The Life, The News

Wanted: A Deeper Dive Into The Success of Kate Spade

“I think it took people a while.  Even my family — my sister was working at Gucci and actually called me and said, ‘We’re all pitching in for Mom for Mother’s Day to get her a Gucci bag,’ and I thought, What?! Are you serious? because they really didn’t think it would be much….” – Kate Spade 

 

kate-spade (1)This past Wednesday, June 6, 2018, Kate Brosnahan Spade (legal name Kate Valentine) was found dead in her apartment in an apparent suicide.  In the 72 hours since, rumors of depression and an impending divorce swirled, stinted only somewhat with news of today’s celebrity suicide, Anthony Bourdain.

I am not a real fashionista, nor am I a brand name enthusiast.  Until Wednesday, I had no idea what Kate Spade looked like.  If you dumped a bunch of bags in a pile with their labels covered, I would not be able to extract the kate spade.  Yet, I am intrigued by her story — not the story of her suicide, but the story of her success.  I have been so since this past January, a few weeks after falling in love with podcasts.

While visiting a dear friend in D.C., I mentioned my growing fascination (read: obsession) with podcasts.  She recommended that I listen to NPR’s How I Built This With Guy RazI listened to the Kate Spade: Kate & Andy Spade episode second (after Ben & Jerry’s).

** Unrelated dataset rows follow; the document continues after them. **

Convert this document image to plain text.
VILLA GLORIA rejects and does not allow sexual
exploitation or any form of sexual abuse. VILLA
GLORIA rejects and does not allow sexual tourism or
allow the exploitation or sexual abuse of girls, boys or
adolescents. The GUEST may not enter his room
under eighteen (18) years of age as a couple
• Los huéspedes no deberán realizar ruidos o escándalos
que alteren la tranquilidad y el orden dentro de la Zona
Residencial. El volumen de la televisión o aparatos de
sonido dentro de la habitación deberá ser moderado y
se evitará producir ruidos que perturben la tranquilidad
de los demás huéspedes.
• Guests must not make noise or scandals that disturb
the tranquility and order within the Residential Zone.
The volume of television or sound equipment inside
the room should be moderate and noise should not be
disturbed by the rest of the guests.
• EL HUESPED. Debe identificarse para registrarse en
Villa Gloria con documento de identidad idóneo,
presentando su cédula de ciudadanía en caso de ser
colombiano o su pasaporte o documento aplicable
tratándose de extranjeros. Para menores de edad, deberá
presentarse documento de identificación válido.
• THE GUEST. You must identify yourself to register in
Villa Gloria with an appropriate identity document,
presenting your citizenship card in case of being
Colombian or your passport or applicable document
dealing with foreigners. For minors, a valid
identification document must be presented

When I learned of her passing, I immediately remembered three things from her interview:

  1. Her making bags from burlap bags because they were cheap and with no design experience;
  2. Her mother saying it was bad luck to name her company with Andy’s last name, since they weren’t married at the time; and
  3. Her being asked, years later, whether she wanted to join the Kate Spade mailing list by a sales associate who didn’t recognize she was Kate Spade.

These make just the skeleton of her story as it gels together in my mind.  What I don’t need to mention is how her success skyrocketed to a billion-dollar company.  Even if you are like me (or worse) and don’t know a kate spade from a Coach or Birkin bag, you still know kate spade.

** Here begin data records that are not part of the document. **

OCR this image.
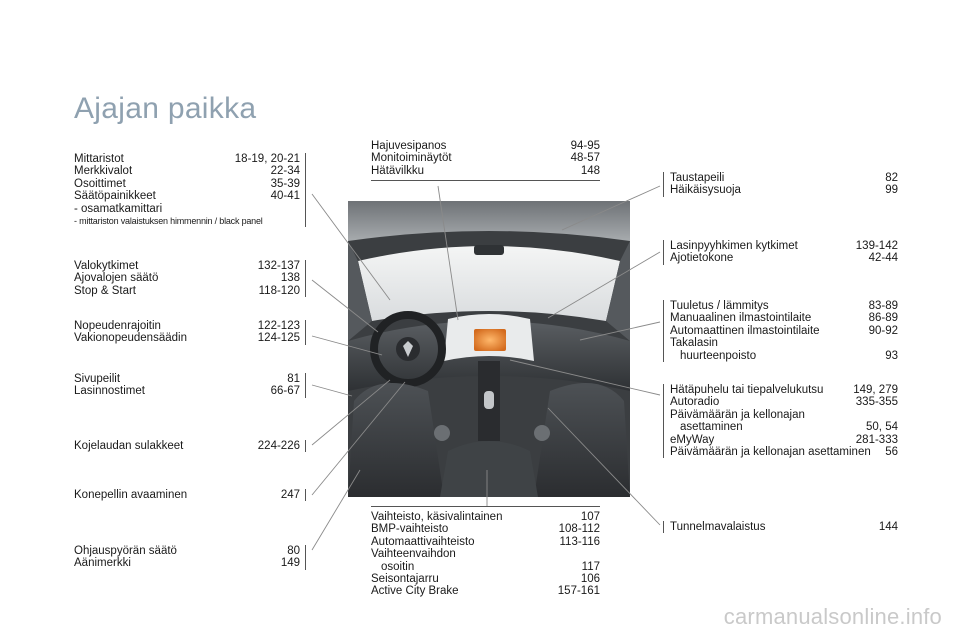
Ajajan paikka
Mittaristot	18-19, 20-21
Merkkivalot	22-34
Osoittimet	35-39
Säätöpainikkeet	40-41
- osamatkamittari
- mittariston valaistuksen himmennin / black panel
Valokytkimet	132-137
Ajovalojen säätö	138
Stop & Start	118-120
Nopeudenrajoitin	122-123
Vakionopeudensäädin	124-125
Sivupeilit	81
Lasinnostimet	66-67
Kojelaudan sulakkeet	224-226
Konepellin avaaminen	247
Ohjauspyörän säätö	80
Äänimerkki	149
Hajuvesipanos	94-95
Monitoiminäytöt	48-57
Hätävilkku	148
Vaihteisto, käsivalintainen	107
BMP-vaihteisto	108-112
Automaattivaihteisto	113-116
Vaihteenvaihdon
osoitin	117
Seisontajarru	106
Active City Brake	157-161
Taustapeili	82
Häikäisysuoja	99
Lasinpyyhkimen kytkimet	139-142
Ajotietokone	42-44
Tuuletus / lämmitys	83-89
Manuaalinen ilmastointilaite	86-89
Automaattinen ilmastointilaite	90-92
Takalasin
huurteenpoisto	93
Hätäpuhelu tai tiepalvelukutsu	149, 279
Autoradio	335-355
Päivämäärän ja kellonajan
asettaminen	50, 54
eMyWay	281-333
Päivämäärän ja kellonajan asettaminen	56
Tunnelmavalaistus	144
carmanualsonline.info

And that is fascinating to me.  Particularly, because, like many of the stories Raz features, Spade crafted literally crafted a 90s icon from paper and Scotch tape. In a 1999 profile of Spade for The New York Times, Elizabeth Bumiller describes Spades’s success as “an irrestible girl-who-might-have-joined-the-Junior-League-makes-good story.”

Spade was 31 when she founded the company in 1993 with co-owner Andy Spade.  She began with no design experience — it wasn’t a hobby, or even an interest until someone suggested it to her.  She taught herself how to make bags, first out of paper and Scotch tape.  Then started on cheap burlap material.  So it is understandable that her family didn’t really understand at first.

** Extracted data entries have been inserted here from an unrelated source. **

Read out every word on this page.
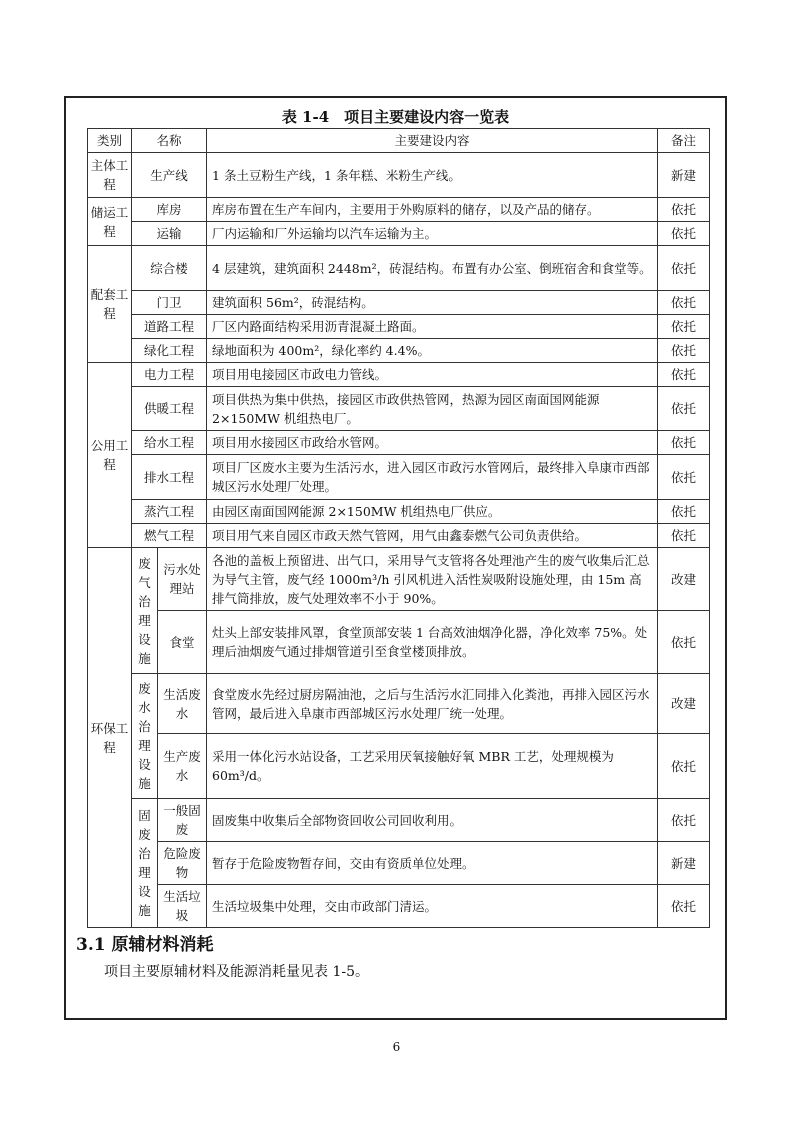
表 1-4　项目主要建设内容一览表
类别	名称		主要建设内容	备注
主体工程	生产线		1 条土豆粉生产线，1 条年糕、米粉生产线。	新建
储运工程	库房		库房布置在生产车间内，主要用于外购原料的储存，以及产品的储存。	依托
	运输		厂内运输和厂外运输均以汽车运输为主。	依托
配套工程	综合楼		4 层建筑，建筑面积 2448m²，砖混结构。布置有办公室、倒班宿舍和食堂等。	依托
	门卫		建筑面积 56m²，砖混结构。	依托
	道路工程		厂区内路面结构采用沥青混凝土路面。	依托
	绿化工程		绿地面积为 400m²，绿化率约 4.4%。	依托
公用工程	电力工程		项目用电接园区市政电力管线。	依托
	供暖工程		项目供热为集中供热，接园区市政供热管网，热源为园区南面国网能源 2×150MW 机组热电厂。	依托
	给水工程		项目用水接园区市政给水管网。	依托
	排水工程		项目厂区废水主要为生活污水，进入园区市政污水管网后，最终排入阜康市西部城区污水处理厂处理。	依托
	蒸汽工程		由园区南面国网能源 2×150MW 机组热电厂供应。	依托
	燃气工程		项目用气来自园区市政天然气管网，用气由鑫泰燃气公司负责供给。	依托
环保工程	废气治理设施	污水处理站	各池的盖板上预留进、出气口，采用导气支管将各处理池产生的废气收集后汇总为导气主管，废气经 1000m³/h 引风机进入活性炭吸附设施处理，由 15m 高排气筒排放，废气处理效率不小于 90%。	改建
		食堂	灶头上部安装排风罩，食堂顶部安装 1 台高效油烟净化器，净化效率 75%。处理后油烟废气通过排烟管道引至食堂楼顶排放。	依托
	废水治理设施	生活废水	食堂废水先经过厨房隔油池，之后与生活污水汇同排入化粪池，再排入园区污水管网，最后进入阜康市西部城区污水处理厂统一处理。	改建
		生产废水	采用一体化污水站设备，工艺采用厌氧接触好氧 MBR 工艺，处理规模为 60m³/d。	依托
	固废治理设施	一般固废	固废集中收集后全部物资回收公司回收利用。	依托
		危险废物	暂存于危险废物暂存间，交由有资质单位处理。	新建
		生活垃圾	生活垃圾集中处理，交由市政部门清运。	依托
3.1 原辅材料消耗
项目主要原辅材料及能源消耗量见表 1-5。
6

“It really was just, kind of, a little bit of a snowball effect,” said Spade in her interview with Raz.  It got a little bigger and a little bigger and a little bigger.  And, I think, at the point where the larger department stores were picking us up, I think then we realized, we got a business here.”

A Google search of “Kate Spade” now nets articles, think pieces, and blog posts on the circumstances of her suicide, her marital issues, her mental health, her depression (and even a creepy photo of Andy Spade leaving his home in this eerie mouse mask).  But few really dig deep to the roots of her success, to marvel at the history — how the tiny seed of her success germinated from a question over dinner at a Mexican restuarant. A success that still resonates with her name, over a decade after she walked away from the brand.

Although I am not a fashionista, and I don’t know a kate spade from a Birkin, I do love a sensible bag that is large enough to contain my life.  This may be another reason I appreciate Kate Spade’s story.  She had the vision of creating something practical and afforable for women like me and the wherewithal to create it even when success wasn’t instant.

This may best be articulated by Connie Wang for Refinery29“[T]he name Kate Spade… contained fashion’s greatest secret: that you could have taste without being snobby, that you could love fashion and not its frills, that you could be the kind of person who needs to keep their papers on their person, to bring your lunch with you, and to require the constant accessibility of a day-planner, but look goddamn chic doing it all.”

This part.  This is essence of Kate’s success.  And I want more.